Roy and his team have already successfully tested modified voices from VoiceSecure with real users, confirming that while the conversations are incomprehensible to machines, they are understandable to humans.

Users can also customize their preferred level of privacy and maintain control of their voice without relying on the behavior or technology of other parties, such as conversation partners or communication platforms.

The team hopes to work with engineers and industry partners to package the system as installable software that can be applied to any computer or smart device.

Meanwhile, Roy points out that human vigilance is as essential as technological defenses to protect digital systems and privacy.

“Awareness is key to ensuring security when humans are involved,” he said.

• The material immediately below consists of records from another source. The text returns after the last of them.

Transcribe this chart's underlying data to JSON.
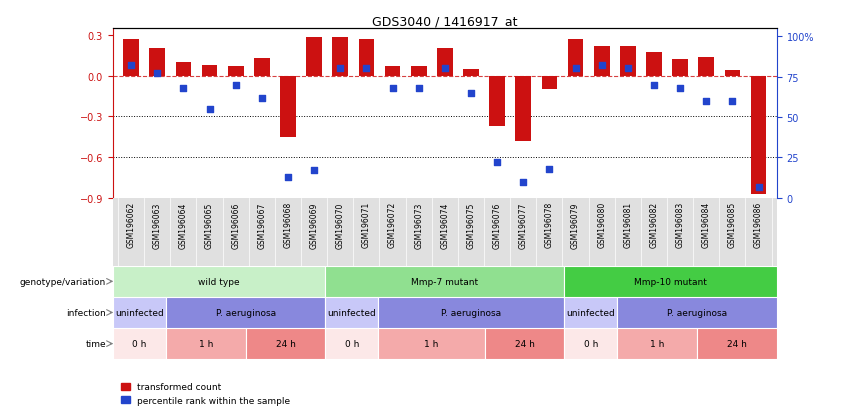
{
  "title": "GDS3040 / 1416917_at",
  "samples": [
    "GSM196062",
    "GSM196063",
    "GSM196064",
    "GSM196065",
    "GSM196066",
    "GSM196067",
    "GSM196068",
    "GSM196069",
    "GSM196070",
    "GSM196071",
    "GSM196072",
    "GSM196073",
    "GSM196074",
    "GSM196075",
    "GSM196076",
    "GSM196077",
    "GSM196078",
    "GSM196079",
    "GSM196080",
    "GSM196081",
    "GSM196082",
    "GSM196083",
    "GSM196084",
    "GSM196085",
    "GSM196086"
  ],
  "bar_values": [
    0.27,
    0.2,
    0.1,
    0.08,
    0.07,
    0.13,
    -0.45,
    0.28,
    0.28,
    0.27,
    0.07,
    0.07,
    0.2,
    0.05,
    -0.37,
    -0.48,
    -0.1,
    0.27,
    0.22,
    0.22,
    0.17,
    0.12,
    0.14,
    0.04,
    -0.87
  ],
  "blue_values": [
    82,
    77,
    68,
    55,
    70,
    62,
    13,
    17,
    80,
    80,
    68,
    68,
    80,
    65,
    22,
    10,
    18,
    80,
    82,
    80,
    70,
    68,
    60,
    60,
    7
  ],
  "ylim_left": [
    -0.9,
    0.35
  ],
  "ylim_right": [
    0,
    105
  ],
  "yticks_left": [
    0.3,
    0.0,
    -0.3,
    -0.6,
    -0.9
  ],
  "yticks_right": [
    100,
    75,
    50,
    25,
    0
  ],
  "ytick_labels_right": [
    "100%",
    "75",
    "50",
    "25",
    "0"
  ],
  "hline_y": 0.0,
  "dotted_lines": [
    -0.3,
    -0.6
  ],
  "bar_color": "#cc1111",
  "blue_color": "#2244cc",
  "background_color": "#ffffff",
  "label_bg_color": "#e0e0e0",
  "genotype_row": {
    "label": "genotype/variation",
    "groups": [
      {
        "text": "wild type",
        "start": 0,
        "end": 8,
        "color": "#c8f0c8"
      },
      {
        "text": "Mmp-7 mutant",
        "start": 8,
        "end": 17,
        "color": "#90e090"
      },
      {
        "text": "Mmp-10 mutant",
        "start": 17,
        "end": 25,
        "color": "#44cc44"
      }
    ]
  },
  "infection_row": {
    "label": "infection",
    "groups": [
      {
        "text": "uninfected",
        "start": 0,
        "end": 2,
        "color": "#c8c8f8"
      },
      {
        "text": "P. aeruginosa",
        "start": 2,
        "end": 8,
        "color": "#8888dd"
      },
      {
        "text": "uninfected",
        "start": 8,
        "end": 10,
        "color": "#c8c8f8"
      },
      {
        "text": "P. aeruginosa",
        "start": 10,
        "end": 17,
        "color": "#8888dd"
      },
      {
        "text": "uninfected",
        "start": 17,
        "end": 19,
        "color": "#c8c8f8"
      },
      {
        "text": "P. aeruginosa",
        "start": 19,
        "end": 25,
        "color": "#8888dd"
      }
    ]
  },
  "time_row": {
    "label": "time",
    "groups": [
      {
        "text": "0 h",
        "start": 0,
        "end": 2,
        "color": "#fce8e8"
      },
      {
        "text": "1 h",
        "start": 2,
        "end": 5,
        "color": "#f4aaaa"
      },
      {
        "text": "24 h",
        "start": 5,
        "end": 8,
        "color": "#ee8888"
      },
      {
        "text": "0 h",
        "start": 8,
        "end": 10,
        "color": "#fce8e8"
      },
      {
        "text": "1 h",
        "start": 10,
        "end": 14,
        "color": "#f4aaaa"
      },
      {
        "text": "24 h",
        "start": 14,
        "end": 17,
        "color": "#ee8888"
      },
      {
        "text": "0 h",
        "start": 17,
        "end": 19,
        "color": "#fce8e8"
      },
      {
        "text": "1 h",
        "start": 19,
        "end": 22,
        "color": "#f4aaaa"
      },
      {
        "text": "24 h",
        "start": 22,
        "end": 25,
        "color": "#ee8888"
      }
    ]
  },
  "legend": [
    {
      "label": "transformed count",
      "color": "#cc1111"
    },
    {
      "label": "percentile rank within the sample",
      "color": "#2244cc"
    }
  ]
}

In collaboration with UMD Information Science Professor Megha Subramaniam and University of Maryland, Baltimore County Assistant Professor of Computer Science Sanorita Dey, Roy launched Cyber-Ninja, an AI-driven platform that turns cybersecurity training into an interactive, game-like experience.

Cyber-Ninja is designed for teens and seniors to help users detect and avoid phishing attacks while building critical thinking skills and digital confidence. The team has already successfully conducted workshops at libraries across Maryland, demonstrating how AI-powered education can strengthen communities’ resilience to evolving digital threats.

“From customer service chatbots to robot vacuums to embodied devices like Alexa, artificial intelligence is truly ingrained in our lives, and as AI becomes more physically present, the need for robust privacy protections becomes even more urgent,” Roy said.

“We want AI to evolve because it can be very effective, but it’s important that we also evolve our own defense mechanisms to deal with evolving threats.”